Nothing much remains of the once noble abbey, just a few bits of refectory wall and various undercrofts which form part of the buildings of Abbey Farm, a private home. Although the abbey was not notorious, as were some other monastic houses, for laxity of morals and religion, instances are recorded illustrating that the monks did not always keep to the straight and narrow path. A royal pardon dated 17 July 1436 acquits the Abbot not only of all infringements of the statute law of which an upright man might unintentionally be guilty but also of all kinds of robberies, murders, rapes of women, rebellions, insurrections, felonies, conspiracies’ etc, provided they were committed prior to September 2nd in the 10th year of Henry VI. It makes you wonder just what did go on at the old building.
The foundation stone of the Church Mission Room in the village was one of the bosses of the abbey roof. It seems to have been used as a common quarry after the Dissolution.
In the 13th century the King granted the Abbey the privilege of holding a fair from September 14 to 16 and a market on Mondays. The village once boasted two sites for these revelries, Upperfairfield and Le Bullocks fayrefield. Fairs continued to be held here until the middle of the 20th century, though the market had degenerated into a small fortnightly agricultural sale a hundred years before.
Robertsbridge is the village, but the tiny settlement of Salehurst half a mile away across the river Rother gives its name to the parish. In the stylish church, built of Hastings sandstone, is a 12th century font with a chain of salamanders (the emblem of a Crusader) crawling around the base of the shaft. It is claimed that Richard I gave the font to the church, though no real proof exists. Could it have been as a mark of gratitude to the Abbot for the part he played in securing the King’s release?
The village used to be Rotherbridge, for obvious reasons, and a grim place Horace Walpole found it in 1752 when he paid a brief visit to this ‘wretched village’ over roads that grew bad beyond all badness.’ He wrote in a letter of his arrival with a travelling friend: “We had still six miles hither, but determined to stop as it would be a pity to break our necks before we had seen all we intended. But, alas! there was only one bed to be had: all the rest were inhabited by smugglers, whom the people of the house called mountebanks, and with one of whom the lady of the den told Mr Chute he might lie.’ The travellers made their excuses and left.

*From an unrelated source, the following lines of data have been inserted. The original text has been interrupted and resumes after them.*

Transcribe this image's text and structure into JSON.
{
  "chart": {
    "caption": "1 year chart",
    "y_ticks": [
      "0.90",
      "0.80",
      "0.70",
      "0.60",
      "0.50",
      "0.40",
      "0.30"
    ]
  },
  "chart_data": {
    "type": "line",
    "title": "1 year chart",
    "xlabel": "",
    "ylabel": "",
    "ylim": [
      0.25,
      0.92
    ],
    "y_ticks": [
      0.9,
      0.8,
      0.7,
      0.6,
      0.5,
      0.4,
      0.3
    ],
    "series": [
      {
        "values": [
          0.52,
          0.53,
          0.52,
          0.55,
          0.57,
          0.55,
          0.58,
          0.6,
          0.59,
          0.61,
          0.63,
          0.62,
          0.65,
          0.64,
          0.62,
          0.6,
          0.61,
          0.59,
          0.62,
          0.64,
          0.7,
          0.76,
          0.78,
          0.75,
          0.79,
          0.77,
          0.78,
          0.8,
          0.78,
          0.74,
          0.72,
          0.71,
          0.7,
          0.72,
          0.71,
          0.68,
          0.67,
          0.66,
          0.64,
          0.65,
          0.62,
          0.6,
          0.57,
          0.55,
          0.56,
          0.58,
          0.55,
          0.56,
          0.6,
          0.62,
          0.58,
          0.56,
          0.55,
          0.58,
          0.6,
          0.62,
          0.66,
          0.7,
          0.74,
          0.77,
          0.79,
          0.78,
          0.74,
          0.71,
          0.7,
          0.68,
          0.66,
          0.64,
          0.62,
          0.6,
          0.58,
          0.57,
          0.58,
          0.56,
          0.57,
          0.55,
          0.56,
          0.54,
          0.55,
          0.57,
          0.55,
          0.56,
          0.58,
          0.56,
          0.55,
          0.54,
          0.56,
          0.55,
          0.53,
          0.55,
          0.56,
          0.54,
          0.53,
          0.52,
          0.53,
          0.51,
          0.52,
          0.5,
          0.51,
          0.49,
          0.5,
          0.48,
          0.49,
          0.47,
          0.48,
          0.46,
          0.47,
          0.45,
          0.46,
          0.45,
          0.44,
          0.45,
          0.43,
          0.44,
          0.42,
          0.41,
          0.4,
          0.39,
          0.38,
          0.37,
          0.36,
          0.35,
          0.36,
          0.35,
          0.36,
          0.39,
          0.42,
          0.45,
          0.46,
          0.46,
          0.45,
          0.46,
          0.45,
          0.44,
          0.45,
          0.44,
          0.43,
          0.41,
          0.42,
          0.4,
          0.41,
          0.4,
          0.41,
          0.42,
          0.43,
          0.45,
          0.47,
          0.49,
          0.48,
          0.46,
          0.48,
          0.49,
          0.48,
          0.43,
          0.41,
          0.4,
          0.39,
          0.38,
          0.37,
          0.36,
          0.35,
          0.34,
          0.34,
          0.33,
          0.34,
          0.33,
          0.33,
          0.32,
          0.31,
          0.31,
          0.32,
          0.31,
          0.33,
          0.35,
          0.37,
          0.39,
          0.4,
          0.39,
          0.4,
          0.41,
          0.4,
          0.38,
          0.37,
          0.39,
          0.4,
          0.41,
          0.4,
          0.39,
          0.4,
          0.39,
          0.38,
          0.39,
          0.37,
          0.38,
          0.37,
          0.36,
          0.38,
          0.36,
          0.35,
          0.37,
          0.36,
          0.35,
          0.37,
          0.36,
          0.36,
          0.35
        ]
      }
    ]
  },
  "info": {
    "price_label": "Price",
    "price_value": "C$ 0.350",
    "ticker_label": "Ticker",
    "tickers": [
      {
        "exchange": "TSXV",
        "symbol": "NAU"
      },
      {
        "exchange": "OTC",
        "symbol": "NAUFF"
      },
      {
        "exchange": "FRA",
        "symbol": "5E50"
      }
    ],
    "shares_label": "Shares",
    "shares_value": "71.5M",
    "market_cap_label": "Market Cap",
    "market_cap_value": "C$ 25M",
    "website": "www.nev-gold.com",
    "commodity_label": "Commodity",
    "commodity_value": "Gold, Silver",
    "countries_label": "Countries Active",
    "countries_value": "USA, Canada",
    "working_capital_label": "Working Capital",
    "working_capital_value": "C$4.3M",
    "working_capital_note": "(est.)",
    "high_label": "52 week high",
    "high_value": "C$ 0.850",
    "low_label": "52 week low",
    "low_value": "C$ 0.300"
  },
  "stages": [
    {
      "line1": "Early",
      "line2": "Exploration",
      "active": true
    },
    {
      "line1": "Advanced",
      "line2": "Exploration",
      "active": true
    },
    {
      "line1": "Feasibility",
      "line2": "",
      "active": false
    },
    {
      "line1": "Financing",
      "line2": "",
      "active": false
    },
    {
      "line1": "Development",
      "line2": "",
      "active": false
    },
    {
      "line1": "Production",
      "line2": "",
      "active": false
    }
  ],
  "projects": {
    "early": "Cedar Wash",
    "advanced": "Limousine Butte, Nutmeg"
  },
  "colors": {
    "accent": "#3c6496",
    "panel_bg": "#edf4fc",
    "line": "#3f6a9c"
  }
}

The village fought long, hard and successfully to have a bypass to rid the pretty main street of the nerve-jarring stream of traffic on the A21, though a more peaceful road is the lane that leads to Brightling. At Darvell, once a TB sanitorium, is the headquarters of the Hutterian Society of Brothers, a community of men, women and children who hold everything in common and use no currency. Some 200 people live there, making wooden play equipment in the commune’s workshop the income from which pays for their simple way of life. It has its own school and most of the clothes worn by the residents are made on the premises.